On Tuesday, Sekulow delivered one of the final speeches before the trial’s questioning phase. Most of it was dedicated to relitigating Mueller’s report, with a few declamations against an election year impeachment scattered throughout. But he also tried out, almost as an aside, one of the most absurd defenses for the president’s actions yet. Trump, he argued, couldn’t have been looking out for his own interests in his dealings with Ukraine because he’s proven himself genuinely interested enough in world affairs to seek peace in the Middle East: “The one that still troubles me—this idea that the president, it was said by several of the managers, is only doing things for himself. Understanding what’s going on in the world today as we’re here. They raised it, by the way. I’m not trying to be disrespectful. They raised it! This president is only doing things for himself, while the leaders of opposing parties, by the way, at the highest level, to obtain peace in the Middle East. To say you’re only doing that for yourself.”

This, putting it mildly, is not the kind of argument one makes in an earnest attempt at swaying jurors. Everyone participating in the trial knows full well that Trump’s acquittal is certain. The real task at hand is speaking to audiences beyond the chamber—including, at least as far as the defense is concerned, one particular viewer in the White House.

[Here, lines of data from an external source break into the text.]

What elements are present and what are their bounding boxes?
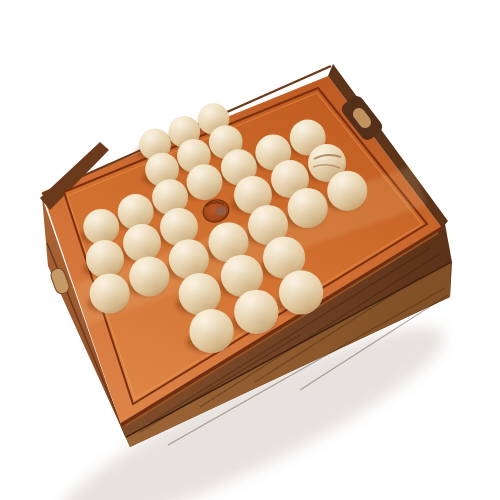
left-finger-notch xyxy=(49,266,71,295)
product-photo-stage xyxy=(0,0,500,500)
peg-solitaire-board xyxy=(0,0,500,500)
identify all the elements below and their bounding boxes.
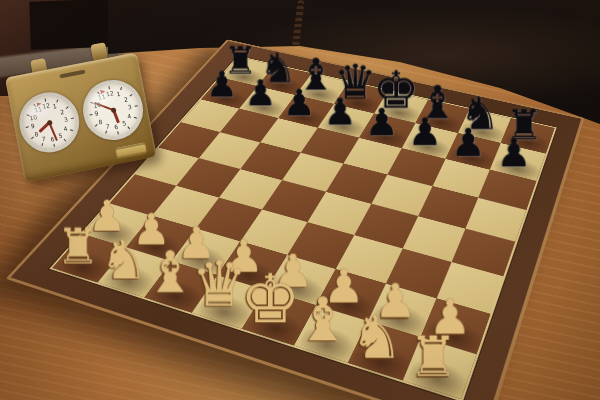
dial-tick — [108, 86, 110, 89]
white-king-e1[interactable]: ♚ — [240, 265, 301, 333]
black-pawn-b7[interactable]: ♟ — [244, 75, 276, 111]
dial-tick — [120, 87, 122, 90]
dial-numeral-6: 6 — [114, 123, 119, 131]
black-pawn-d7[interactable]: ♟ — [324, 93, 357, 130]
dial-numeral-5: 5 — [58, 131, 63, 139]
dial-tick — [26, 114, 29, 116]
dial-numeral-5: 5 — [122, 119, 127, 127]
dial-center-cap — [46, 119, 52, 125]
dial-tick — [94, 124, 97, 127]
white-rook-h1[interactable]: ♜ — [409, 330, 458, 385]
dial-tick — [30, 136, 33, 139]
clock-right-dial: 121234567891011 — [78, 75, 148, 145]
dial-numeral-10: 10 — [29, 113, 38, 121]
dial-numeral-10: 10 — [93, 100, 102, 108]
dial-tick — [65, 106, 68, 109]
dial-numeral-2: 2 — [123, 95, 128, 103]
white-bishop-f1[interactable]: ♝ — [296, 289, 350, 349]
dial-numeral-8: 8 — [98, 117, 103, 125]
dial-tick — [97, 91, 100, 94]
black-pawn-e7[interactable]: ♟ — [365, 103, 399, 140]
dial-tick — [70, 117, 73, 119]
dial-numeral-12: 12 — [42, 101, 51, 109]
black-pawn-c7[interactable]: ♟ — [283, 84, 316, 120]
dial-numeral-9: 9 — [94, 109, 99, 117]
dial-tick — [41, 142, 43, 145]
dial-tick — [117, 131, 119, 134]
dial-tick — [129, 93, 132, 96]
dial-numeral-7: 7 — [41, 135, 46, 143]
minute-hand — [48, 122, 58, 141]
dial-numeral-7: 7 — [105, 122, 110, 130]
dial-tick — [105, 130, 107, 133]
white-rook-a1[interactable]: ♜ — [56, 223, 100, 272]
dial-numeral-1: 1 — [116, 90, 121, 98]
clock-left-dial: 121234567891011 — [14, 87, 84, 157]
clock-name-plate — [115, 142, 147, 159]
clock-flag — [100, 89, 106, 96]
black-pawn-h7[interactable]: ♟ — [497, 133, 532, 172]
dial-numeral-9: 9 — [30, 122, 35, 130]
minute-hand — [94, 102, 113, 111]
hour-hand — [38, 121, 50, 133]
dial-tick — [133, 116, 136, 118]
black-pawn-g7[interactable]: ♟ — [452, 123, 487, 161]
dial-numeral-8: 8 — [34, 130, 39, 138]
chess-clock: 121234567891011 121234567891011 — [0, 32, 165, 204]
dial-tick — [25, 126, 28, 128]
dial-tick — [127, 126, 130, 129]
dial-center-cap — [110, 107, 116, 113]
dial-tick — [44, 98, 46, 101]
dial-numeral-3: 3 — [127, 103, 132, 111]
dial-numeral-11: 11 — [34, 105, 43, 113]
dial-tick — [33, 104, 36, 107]
dial-tick — [53, 143, 55, 146]
hour-hand — [112, 109, 120, 123]
dial-numeral-1: 1 — [52, 102, 57, 110]
black-pawn-f7[interactable]: ♟ — [408, 113, 442, 151]
dial-numeral-2: 2 — [59, 107, 64, 115]
dial-numeral-4: 4 — [127, 112, 132, 120]
dial-numeral-4: 4 — [63, 124, 68, 132]
dial-numeral-3: 3 — [63, 115, 68, 123]
white-knight-b1[interactable]: ♞ — [99, 232, 147, 286]
dial-tick — [69, 129, 72, 131]
dial-tick — [89, 114, 92, 116]
clock-flag — [36, 102, 42, 109]
dial-numeral-11: 11 — [97, 93, 106, 101]
white-knight-g1[interactable]: ♞ — [351, 308, 404, 367]
clock-case: 121234567891011 121234567891011 — [5, 52, 157, 182]
clock-brand-mark — [59, 70, 85, 79]
dial-numeral-6: 6 — [50, 135, 55, 143]
dial-tick — [56, 99, 58, 102]
white-bishop-c1[interactable]: ♝ — [145, 244, 196, 301]
dial-tick — [90, 101, 93, 103]
black-pawn-a7[interactable]: ♟ — [206, 66, 238, 101]
dial-tick — [134, 105, 137, 107]
dial-tick — [63, 138, 66, 141]
dial-numeral-12: 12 — [105, 89, 114, 97]
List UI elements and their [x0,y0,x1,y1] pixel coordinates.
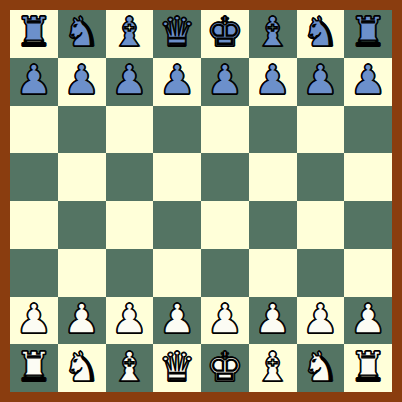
piece-white-rook[interactable]: ♜ [15,347,52,388]
square-b2[interactable]: ♟ [58,297,106,345]
square-a7[interactable]: ♟ [10,58,58,106]
square-b7[interactable]: ♟ [58,58,106,106]
square-e4[interactable] [201,201,249,249]
piece-white-knight[interactable]: ♞ [302,347,339,388]
square-c7[interactable]: ♟ [106,58,154,106]
piece-white-queen[interactable]: ♛ [159,347,196,388]
square-a1[interactable]: ♜ [10,344,58,392]
square-e2[interactable]: ♟ [201,297,249,345]
piece-black-knight[interactable]: ♞ [63,12,100,53]
piece-white-pawn[interactable]: ♟ [63,299,100,340]
piece-white-pawn[interactable]: ♟ [206,299,243,340]
square-a5[interactable] [10,153,58,201]
square-f4[interactable] [249,201,297,249]
chess-board-frame: ♜♞♝♛♚♝♞♜♟♟♟♟♟♟♟♟♟♟♟♟♟♟♟♟♜♞♝♛♚♝♞♜ [0,0,402,402]
square-d6[interactable] [153,106,201,154]
piece-white-pawn[interactable]: ♟ [254,299,291,340]
square-c8[interactable]: ♝ [106,10,154,58]
piece-white-pawn[interactable]: ♟ [302,299,339,340]
square-c1[interactable]: ♝ [106,344,154,392]
piece-white-king[interactable]: ♚ [206,347,243,388]
piece-white-rook[interactable]: ♜ [350,347,387,388]
piece-white-pawn[interactable]: ♟ [159,299,196,340]
square-h3[interactable] [344,249,392,297]
square-c6[interactable] [106,106,154,154]
square-c3[interactable] [106,249,154,297]
square-f5[interactable] [249,153,297,201]
piece-black-bishop[interactable]: ♝ [111,12,148,53]
square-f2[interactable]: ♟ [249,297,297,345]
square-c5[interactable] [106,153,154,201]
piece-black-pawn[interactable]: ♟ [302,60,339,101]
square-d3[interactable] [153,249,201,297]
square-d7[interactable]: ♟ [153,58,201,106]
square-g5[interactable] [297,153,345,201]
square-e8[interactable]: ♚ [201,10,249,58]
square-b5[interactable] [58,153,106,201]
square-b6[interactable] [58,106,106,154]
square-e5[interactable] [201,153,249,201]
square-h6[interactable] [344,106,392,154]
chess-board: ♜♞♝♛♚♝♞♜♟♟♟♟♟♟♟♟♟♟♟♟♟♟♟♟♜♞♝♛♚♝♞♜ [10,10,392,392]
square-f3[interactable] [249,249,297,297]
piece-black-pawn[interactable]: ♟ [254,60,291,101]
square-f1[interactable]: ♝ [249,344,297,392]
piece-black-pawn[interactable]: ♟ [159,60,196,101]
piece-black-bishop[interactable]: ♝ [254,12,291,53]
square-d1[interactable]: ♛ [153,344,201,392]
square-h1[interactable]: ♜ [344,344,392,392]
piece-black-pawn[interactable]: ♟ [111,60,148,101]
square-g8[interactable]: ♞ [297,10,345,58]
square-a4[interactable] [10,201,58,249]
square-e3[interactable] [201,249,249,297]
square-a3[interactable] [10,249,58,297]
piece-white-knight[interactable]: ♞ [63,347,100,388]
square-c2[interactable]: ♟ [106,297,154,345]
square-h8[interactable]: ♜ [344,10,392,58]
square-d5[interactable] [153,153,201,201]
square-b4[interactable] [58,201,106,249]
piece-white-bishop[interactable]: ♝ [111,347,148,388]
square-d2[interactable]: ♟ [153,297,201,345]
piece-black-rook[interactable]: ♜ [350,12,387,53]
piece-black-pawn[interactable]: ♟ [350,60,387,101]
piece-white-bishop[interactable]: ♝ [254,347,291,388]
square-h2[interactable]: ♟ [344,297,392,345]
square-f7[interactable]: ♟ [249,58,297,106]
square-h5[interactable] [344,153,392,201]
square-b1[interactable]: ♞ [58,344,106,392]
square-a2[interactable]: ♟ [10,297,58,345]
square-b8[interactable]: ♞ [58,10,106,58]
piece-black-pawn[interactable]: ♟ [206,60,243,101]
square-a8[interactable]: ♜ [10,10,58,58]
square-g2[interactable]: ♟ [297,297,345,345]
square-h7[interactable]: ♟ [344,58,392,106]
square-g4[interactable] [297,201,345,249]
square-g6[interactable] [297,106,345,154]
piece-black-king[interactable]: ♚ [206,12,243,53]
piece-white-pawn[interactable]: ♟ [15,299,52,340]
square-a6[interactable] [10,106,58,154]
piece-black-pawn[interactable]: ♟ [15,60,52,101]
square-e7[interactable]: ♟ [201,58,249,106]
piece-black-pawn[interactable]: ♟ [63,60,100,101]
square-f8[interactable]: ♝ [249,10,297,58]
piece-white-pawn[interactable]: ♟ [111,299,148,340]
square-g1[interactable]: ♞ [297,344,345,392]
piece-black-knight[interactable]: ♞ [302,12,339,53]
piece-black-queen[interactable]: ♛ [159,12,196,53]
piece-white-pawn[interactable]: ♟ [350,299,387,340]
square-e6[interactable] [201,106,249,154]
square-b3[interactable] [58,249,106,297]
square-f6[interactable] [249,106,297,154]
square-d4[interactable] [153,201,201,249]
square-g7[interactable]: ♟ [297,58,345,106]
square-h4[interactable] [344,201,392,249]
square-g3[interactable] [297,249,345,297]
square-c4[interactable] [106,201,154,249]
piece-black-rook[interactable]: ♜ [15,12,52,53]
square-d8[interactable]: ♛ [153,10,201,58]
square-e1[interactable]: ♚ [201,344,249,392]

This goes some way toward explaining former Florida Attorney General Pam Bondi’s involvement in the trial. She’s perhaps best known for her run-in with Anderson Cooper after the Orlando nightclub shooting in 2016, during which Cooper criticized her for professing support for the LGBT community after her efforts to block gay marriage in Florida. Three years earlier, Bondi, having announced an investigation into fraud allegations against Trump University, suddenly closed the investigation after a group affiliated with her reelection campaign received an illegal donation from Trump’s charitable foundation. After a stint as a lobbyist for Qatar, she’s back in Trump’s orbit, and she took up half an hour Monday airing the dirt on Hunter Biden that Trump had badgered the Ukrainians to promote in the first place. It would have been a slightly shorter speech had she not stumbled through the text laid in front of her so clumsily.

“When the House managers gave you their presentation—when they submitted their brief—they repeatedly referenced Hunter Biden and Burisma,” said Bondi. “They spoke to you for over 21 hours and they referenced Biden or Burisma over 400 times. And when they gave these presentations, they said there was nothing to see, it was a sham. This is fiction. In their trial memorandum, the House managers described this as baseless. Now, why did they say that? Why did they invoke Biden or Burisma over 400 times? The reason they needed to do that is because they’re here saying that the president must be impeached and removed from office for raising a concern. And that’s why we have to talk about this today. They say sham, they say baseless. Because—they say this—because if it’s OK for someone to say, ‘Hey, you know what, maybe there’s something here worth raising,’ then their case crumbles.”

The remarks as delivered don’t seem too far off from one of Trump’s digressive riffs. Like Trump, she managed to get at least the right nouns in circulation as red meat for a base less interested in the formal arguments being concocted by Trump’s team. By contrast, Schiff’s earnestness and reason is the corresponding cri de coeur for a meaningful proportion of Democratic voters, as well as—Democratic leaders hope—an affect that will reassure those voters who have remained on the fence about impeachment.